İtalya düşürüyor, Türkiye değiştiriyor
İtalya’da Napoli, Fiorentina ve Parma üzere esaslı kulüpler iflas ettiklerinde federasyonlar bu kulüpleri alt liglere gönderdi, tekrar yapılanma için sıfırdan başlatılan gruplar yıllar süren uğraşla yine doruğa tırmandı. Napoli, 2004’te 3. Lig’den başlarken bugün Serie A şampiyonu.
Aynı yıllarda Türkiye’de emsal krizler yaşayan kulüpler ise çok farklı bir tahlil yolunu tercih etti: isim değiştirmek. Malatyaspor borçlardan boğulunca, evvel Yeni Malatyaspor sahneye çıktı. O da borçlanıp battı. Artık ise Yeşilyurtspor 3. Lig’e yükseldi ve ismini Malatya FK yaptı.

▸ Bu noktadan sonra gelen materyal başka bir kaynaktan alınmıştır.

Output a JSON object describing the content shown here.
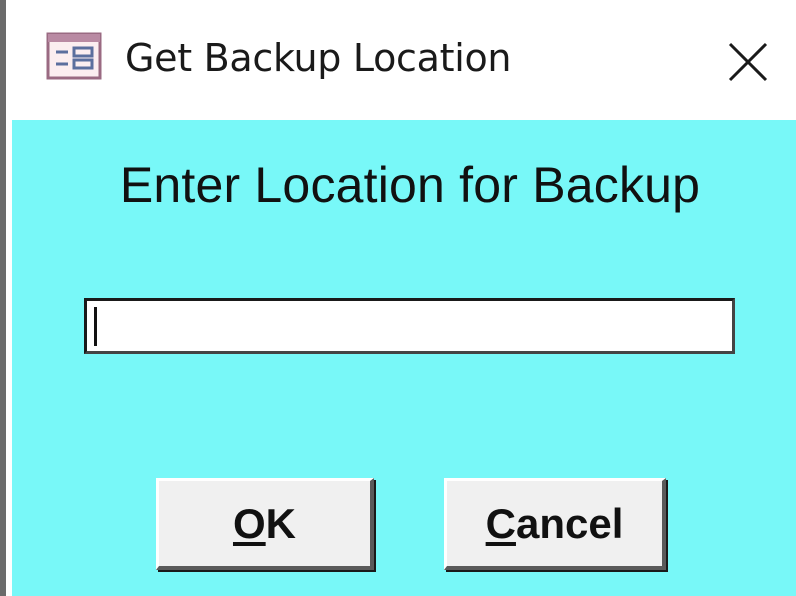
{
  "window": {
    "title": "Get Backup Location",
    "icon": "form-icon",
    "close_icon": "close-icon"
  },
  "dialog": {
    "prompt": "Enter Location for Backup",
    "location_input": {
      "value": "",
      "placeholder": ""
    },
    "buttons": {
      "ok": {
        "mnemonic": "O",
        "rest": "K"
      },
      "cancel": {
        "mnemonic": "C",
        "rest": "ancel"
      }
    }
  },
  "colors": {
    "client_background": "#78f8f8",
    "titlebar_background": "#ffffff",
    "button_face": "#f0f0f0"
  }
}
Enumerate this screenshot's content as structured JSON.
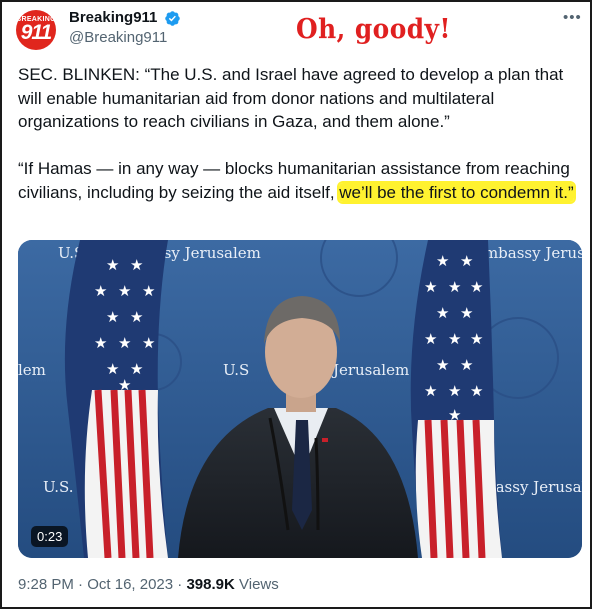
{
  "author": {
    "avatar_top_text": "BREAKING",
    "avatar_number": "911",
    "display_name": "Breaking911",
    "handle": "@Breaking911"
  },
  "annotation": "Oh, goody!",
  "more_icon": "•••",
  "tweet": {
    "paragraph1": "SEC. BLINKEN: “The U.S. and Israel have agreed to develop a plan that will enable humanitarian aid from donor nations and multilateral organizations to reach civilians in Gaza, and them alone.”",
    "paragraph2_plain": "“If Hamas — in any way — blocks humanitarian assistance from reaching civilians, including by seizing the aid itself, ",
    "paragraph2_highlight": "we’ll be the first to condemn it.”"
  },
  "media": {
    "backdrop_text_left": "U.S. E",
    "backdrop_text_top_mid": "ssy Jerusalem",
    "backdrop_text_top_right": "Embassy Jerus",
    "backdrop_text_mid_left": "lem",
    "backdrop_text_mid_center": "U.S",
    "backdrop_text_mid_center2": "sy Jerusalem",
    "backdrop_text_low_left": "U.S.",
    "backdrop_text_low_right": "bassy Jerusale",
    "duration": "0:23"
  },
  "footer": {
    "time": "9:28 PM",
    "sep1": " · ",
    "date": "Oct 16, 2023",
    "sep2": " · ",
    "views_count": "398.9K",
    "views_label": " Views"
  },
  "colors": {
    "verified_blue": "#1d9bf0",
    "highlight": "#fff230",
    "annotation_red": "#e02020",
    "backdrop_blue": "#2e5b93"
  },
  "icons": [
    "verified-badge-icon",
    "more-options-icon"
  ]
}
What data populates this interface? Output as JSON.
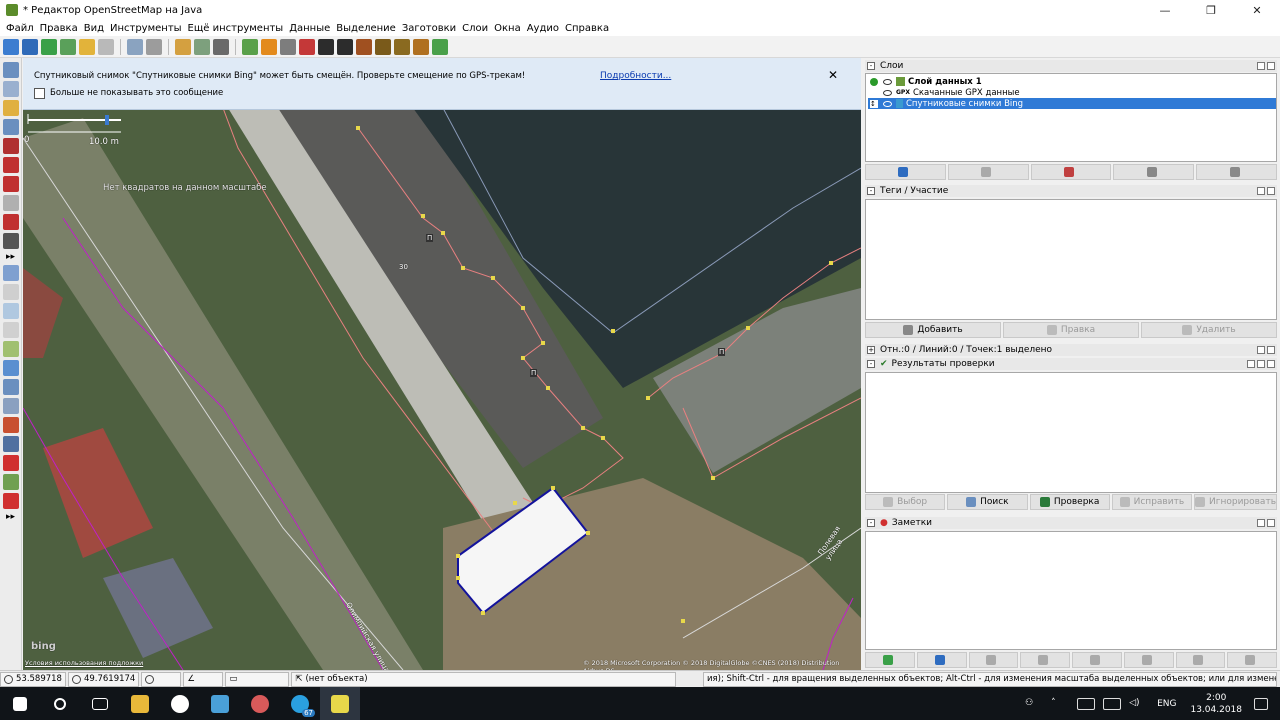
{
  "window": {
    "title": "* Редактор OpenStreetMap на Java",
    "minimize": "—",
    "maximize": "❐",
    "close": "✕"
  },
  "menu": [
    "Файл",
    "Правка",
    "Вид",
    "Инструменты",
    "Ещё инструменты",
    "Данные",
    "Выделение",
    "Заготовки",
    "Слои",
    "Окна",
    "Аудио",
    "Справка"
  ],
  "notice": {
    "message": "Спутниковый снимок \"Спутниковые снимки Bing\" может быть смещён. Проверьте смещение по GPS-трекам!",
    "link": "Подробности...",
    "close": "✕",
    "checkbox_label": "Больше не показывать это сообщение"
  },
  "map": {
    "scale_start": "0",
    "scale_label": "10.0 m",
    "no_tiles": "Нет квадратов на данном масштабе",
    "house_number": "30",
    "road_label_1": "Полевая улица",
    "road_label_2": "Олимпийская улица",
    "bing_logo": "bing",
    "terms": "Условия использования подложки",
    "attribution": "© 2018 Microsoft Corporation © 2018 DigitalGlobe ©CNES (2018) Distribution Airbus DS",
    "entrance_label": "П"
  },
  "layers_panel": {
    "title": "Слои",
    "layers": [
      {
        "name": "Слой данных 1",
        "bold": true,
        "selected": false
      },
      {
        "name": "Скачанные GPX данные",
        "bold": false,
        "selected": false
      },
      {
        "name": "Спутниковые снимки Bing",
        "bold": false,
        "selected": true
      }
    ]
  },
  "tags_panel": {
    "title": "Теги / Участие",
    "add": "Добавить",
    "edit": "Правка",
    "delete": "Удалить"
  },
  "selection_panel": {
    "title": "Отн.:0 / Линий:0 / Точек:1 выделено"
  },
  "validation_panel": {
    "title": "Результаты проверки",
    "select": "Выбор",
    "search": "Поиск",
    "validate": "Проверка",
    "fix": "Исправить",
    "ignore": "Игнорировать"
  },
  "notes_panel": {
    "title": "Заметки"
  },
  "status": {
    "lat": "53.589718",
    "lon": "49.7619174",
    "object": "(нет объекта)",
    "help": "ия); Shift-Ctrl - для вращения выделенных объектов; Alt-Ctrl - для изменения масштаба выделенных объектов; или для изменения выделения"
  },
  "taskbar": {
    "badge": "67",
    "lang": "ENG",
    "time": "2:00",
    "date": "13.04.2018"
  },
  "colors": {
    "selected_row": "#2f7ad6",
    "way_pink": "#e88080",
    "node_yellow": "#e8d84a",
    "selected_way": "#13139c",
    "gpx_magenta": "#c020c8"
  }
}
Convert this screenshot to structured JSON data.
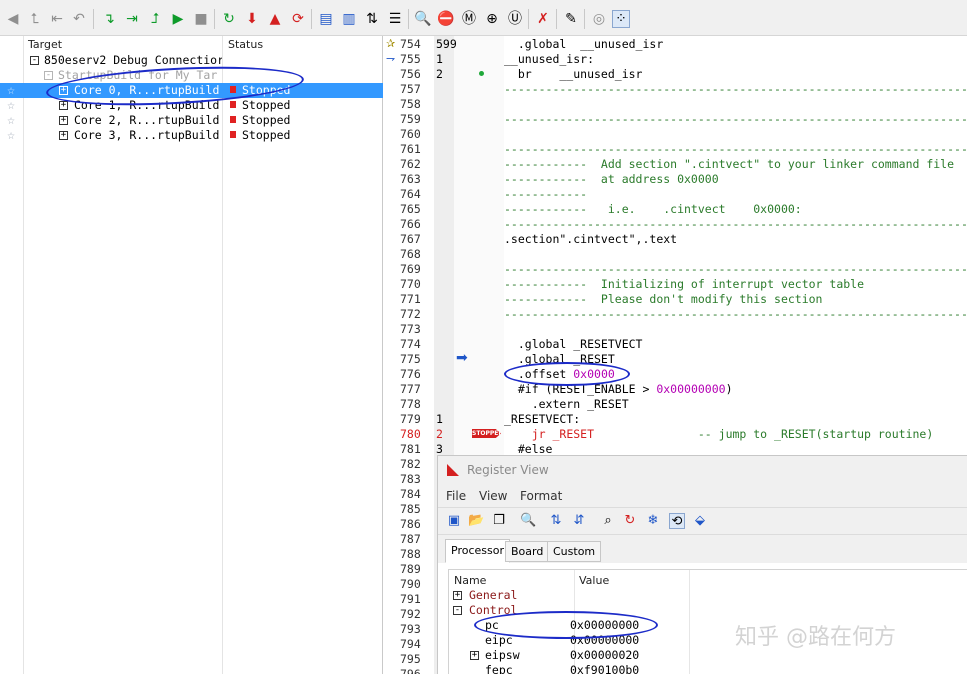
{
  "toolbar": {
    "icons": [
      "back-arrow",
      "step-out-arrow",
      "go-to-start",
      "step-back",
      "step-into",
      "step-over",
      "step-return",
      "run",
      "stop",
      "restart",
      "download",
      "load",
      "reload",
      "open-source",
      "save-source",
      "toggle-breakpoint",
      "breakpoint-list",
      "zoom-in",
      "stop-sign",
      "trace",
      "zoom",
      "find",
      "remove-breakpoints",
      "notes",
      "timer",
      "grid"
    ]
  },
  "left": {
    "col_target": "Target",
    "col_status": "Status",
    "connection": "850eserv2 Debug Connectior",
    "build_label": "StartupBuild for My Tar",
    "cores": [
      {
        "name": "Core 0, R...rtupBuild",
        "status": "Stopped",
        "selected": true
      },
      {
        "name": "Core 1, R...rtupBuild",
        "status": "Stopped",
        "selected": false
      },
      {
        "name": "Core 2, R...rtupBuild",
        "status": "Stopped",
        "selected": false
      },
      {
        "name": "Core 3, R...rtupBuild",
        "status": "Stopped",
        "selected": false
      }
    ]
  },
  "editor": {
    "lines": [
      {
        "n": "754",
        "c": "599",
        "text": "  .global  __unused_isr"
      },
      {
        "n": "755",
        "c": "1",
        "text": "__unused_isr:"
      },
      {
        "n": "756",
        "c": "2",
        "text": "  br    __unused_isr"
      },
      {
        "n": "757",
        "c": "",
        "text": "------------------------------------------------------------------------"
      },
      {
        "n": "758",
        "c": "",
        "text": ""
      },
      {
        "n": "759",
        "c": "",
        "text": "------------------------------------------------------------------------"
      },
      {
        "n": "760",
        "c": "",
        "text": ""
      },
      {
        "n": "761",
        "c": "",
        "text": "------------------------------------------------------------------------"
      },
      {
        "n": "762",
        "c": "",
        "text": "------------  Add section \".cintvect\" to your linker command file"
      },
      {
        "n": "763",
        "c": "",
        "text": "------------  at address 0x0000"
      },
      {
        "n": "764",
        "c": "",
        "text": "------------"
      },
      {
        "n": "765",
        "c": "",
        "text": "------------   i.e.    .cintvect    0x0000:"
      },
      {
        "n": "766",
        "c": "",
        "text": "------------------------------------------------------------------------"
      },
      {
        "n": "767",
        "c": "",
        "text": ".section\".cintvect\",.text"
      },
      {
        "n": "768",
        "c": "",
        "text": ""
      },
      {
        "n": "769",
        "c": "",
        "text": "------------------------------------------------------------------------"
      },
      {
        "n": "770",
        "c": "",
        "text": "------------  Initializing of interrupt vector table"
      },
      {
        "n": "771",
        "c": "",
        "text": "------------  Please don't modify this section"
      },
      {
        "n": "772",
        "c": "",
        "text": "------------------------------------------------------------------------"
      },
      {
        "n": "773",
        "c": "",
        "text": ""
      },
      {
        "n": "774",
        "c": "",
        "text": "  .global _RESETVECT"
      },
      {
        "n": "775",
        "c": "",
        "text": "  .global _RESET"
      },
      {
        "n": "776",
        "c": "",
        "text": "  .offset 0x0000"
      },
      {
        "n": "777",
        "c": "",
        "text": "  #if (RESET_ENABLE > 0x00000000)"
      },
      {
        "n": "778",
        "c": "",
        "text": "    .extern _RESET"
      },
      {
        "n": "779",
        "c": "1",
        "text": "_RESETVECT:"
      },
      {
        "n": "780",
        "c": "2",
        "text": "    jr _RESET               -- jump to _RESET(startup routine)"
      },
      {
        "n": "781",
        "c": "3",
        "text": "  #else"
      },
      {
        "n": "782",
        "c": "",
        "text": ""
      },
      {
        "n": "783",
        "c": "",
        "text": ""
      },
      {
        "n": "784",
        "c": "",
        "text": ""
      },
      {
        "n": "785",
        "c": "",
        "text": ""
      },
      {
        "n": "786",
        "c": "",
        "text": ""
      },
      {
        "n": "787",
        "c": "",
        "text": ""
      },
      {
        "n": "788",
        "c": "",
        "text": ""
      },
      {
        "n": "789",
        "c": "",
        "text": ""
      },
      {
        "n": "790",
        "c": "",
        "text": ""
      },
      {
        "n": "791",
        "c": "",
        "text": ""
      },
      {
        "n": "792",
        "c": "",
        "text": ""
      },
      {
        "n": "793",
        "c": "",
        "text": ""
      },
      {
        "n": "794",
        "c": "",
        "text": ""
      },
      {
        "n": "795",
        "c": "",
        "text": ""
      },
      {
        "n": "796",
        "c": "",
        "text": ""
      }
    ],
    "stopped_marker": "STOPPED"
  },
  "register_view": {
    "title": "Register View",
    "menu": [
      "File",
      "View",
      "Format"
    ],
    "tabs": [
      "Processor",
      "Board",
      "Custom"
    ],
    "col_name": "Name",
    "col_value": "Value",
    "rows": [
      {
        "name": "General",
        "value": "",
        "group": true,
        "expander": "+"
      },
      {
        "name": "Control",
        "value": "",
        "group": true,
        "expander": "-"
      },
      {
        "name": "pc",
        "value": "0x00000000",
        "group": false,
        "expander": ""
      },
      {
        "name": "eipc",
        "value": "0x00000000",
        "group": false,
        "expander": ""
      },
      {
        "name": "eipsw",
        "value": "0x00000020",
        "group": false,
        "expander": "+"
      },
      {
        "name": "fepc",
        "value": "0xf90100b0",
        "group": false,
        "expander": ""
      }
    ]
  },
  "watermark": "知乎 @路在何方",
  "colors": {
    "selection": "#3399ff",
    "annotation": "#1c2bc8",
    "stopped_red": "#d42020",
    "comment_green": "#2b7b2b",
    "hex_magenta": "#b400b4"
  }
}
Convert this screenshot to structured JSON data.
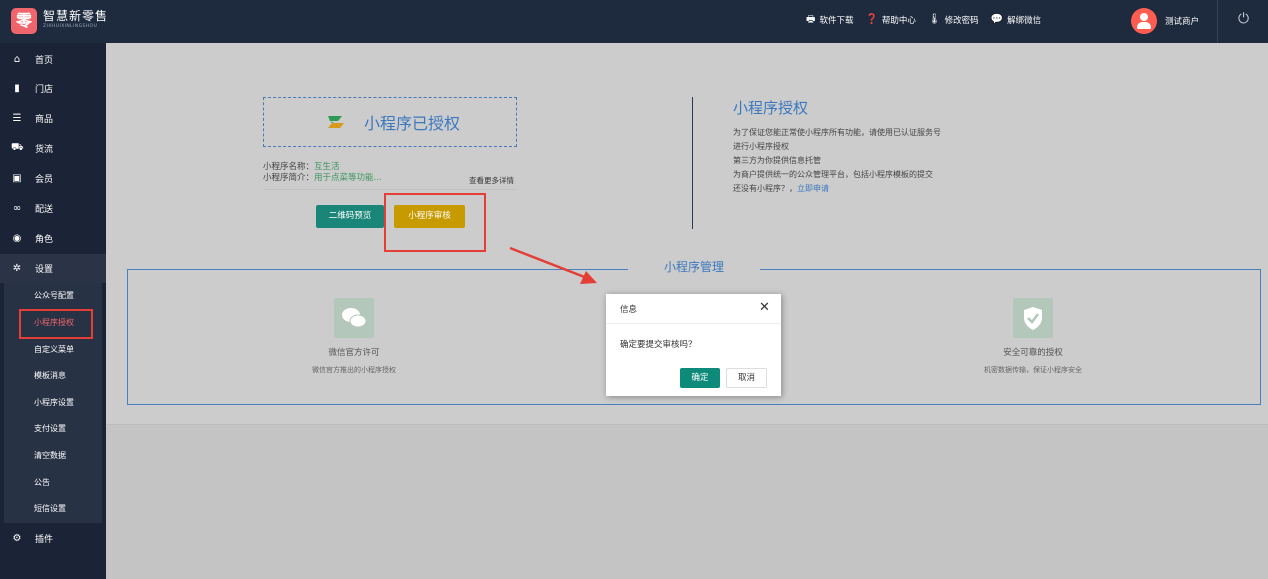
{
  "topbar": {
    "logo_char": "零",
    "brand_name": "智慧新零售",
    "brand_sub": "ZHIHUIXINLINGSHOU",
    "links": [
      {
        "icon": "download-icon",
        "label": "软件下载"
      },
      {
        "icon": "help-icon",
        "label": "帮助中心"
      },
      {
        "icon": "thermometer-icon",
        "label": "修改密码"
      },
      {
        "icon": "wechat-icon",
        "label": "解绑微信"
      }
    ],
    "username": "测试商户",
    "power_icon": "power-icon"
  },
  "sidebar": {
    "items": [
      {
        "icon": "home-icon",
        "label": "首页"
      },
      {
        "icon": "store-icon",
        "label": "门店"
      },
      {
        "icon": "list-icon",
        "label": "商品"
      },
      {
        "icon": "truck-icon",
        "label": "货流"
      },
      {
        "icon": "id-card-icon",
        "label": "会员"
      },
      {
        "icon": "motorcycle-icon",
        "label": "配送"
      },
      {
        "icon": "user-circle-icon",
        "label": "角色"
      },
      {
        "icon": "gear-icon",
        "label": "设置"
      }
    ],
    "submenu": [
      "公众号配置",
      "小程序授权",
      "自定义菜单",
      "模板消息",
      "小程序设置",
      "支付设置",
      "清空数据",
      "公告",
      "短信设置"
    ],
    "active_sub": "小程序授权",
    "plugins": {
      "icon": "gears-icon",
      "label": "插件"
    }
  },
  "auth": {
    "title": "小程序已授权",
    "name_label": "小程序名称：",
    "name_value": "互生活",
    "intro_label": "小程序简介：",
    "intro_value": "用于点菜等功能...",
    "more_link": "查看更多详情",
    "btn_qr": "二维码预览",
    "btn_review": "小程序审核"
  },
  "right_panel": {
    "title": "小程序授权",
    "desc1": "为了保证您能正常使小程序所有功能，请使用已认证服务号进行小程序授权",
    "desc2": "第三方为你提供信息托管",
    "desc3": "为商户提供统一的公众管理平台，包括小程序模板的提交",
    "desc4": "还没有小程序？，",
    "apply_link": "立即申请"
  },
  "management": {
    "title": "小程序管理",
    "features": [
      {
        "icon": "wechat-icon",
        "title": "微信官方许可",
        "sub": "微信官方推出的小程序授权"
      },
      {
        "icon": "shield-check-icon",
        "title": "安全可靠的授权",
        "sub": "机密数据传输，保证小程序安全"
      }
    ]
  },
  "dialog": {
    "title": "信息",
    "message": "确定要提交审核吗？",
    "ok": "确定",
    "cancel": "取消"
  },
  "colors": {
    "topbar": "#1e2a3e",
    "sidebar": "#1b2436",
    "accent_blue": "#3b78c0",
    "teal": "#1a8579",
    "gold": "#c79a00",
    "annotation_red": "#e53e36"
  }
}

Yeniden doğuş mu, yoksa etik dışı bir sıfırlama mı?
Kulüp kapandı, isim değişti, renk ve armanın mirası sürdü ancak borçlar ve sorumluluklar bir evvelki sayfada kaldı. Aynı ligde, yeni kimlikle, sil baştan üzere.
Bu sistemin yarattığı sorular net: Bu bir yine doğuş mu, yoksa etik dışı bir sıfırlama mı? Avrupa’nın futbol hukukuyla Türkiye’deki “tabela değiştir, devam et” pratikleri ortasındaki uçurum giderek büyüyor.
Türk Futbolunda İsim değişiklikleri ve tekrar başlangıçlar
Gelin artık mevzuyu biraz daha derinden inceleyelim.
Türk futbolunda 2000’lerden bu yana birçok kulüp, isim değişikliğine giderek yahut yeni bir kimlikle sahneye çıkarak varlığını sürdürmeye çalıştı. Bu değişimlerin ardındaki nedenler çoklukla ekonomik problemler (borç batağından kurtulma), belediye dayanağı arayışı, şirket sponsorlukları ya da kulüpler ortası birleşmeler oldu. Bilhassa Anadolu’da borç nedeniyle iflasa sürüklenen esaslı kulüplerin yerine “yeni” isimlerle kurulan gruplar görmek sıklaştı. Aşağıdaki listede, son 20 yılda Türkiye profesyonel liglerinde gerçekleşen muhakkak başlı isim değişiklikleri ve nedenleri özetledim;
Gençlerbirliği OFTAŞ (Ankara) – Yeni ismi; Hacettepe SK
Aynı ilin grubu Gençlerbirliği’ne bağlı görünen OFTAŞ, FIFA baskısı ve etik tartışmalar nedeniyle tarihi Hacettepe ismini aldı. Böylelikle Gençlerbirliği ile organik bağı koparıldı.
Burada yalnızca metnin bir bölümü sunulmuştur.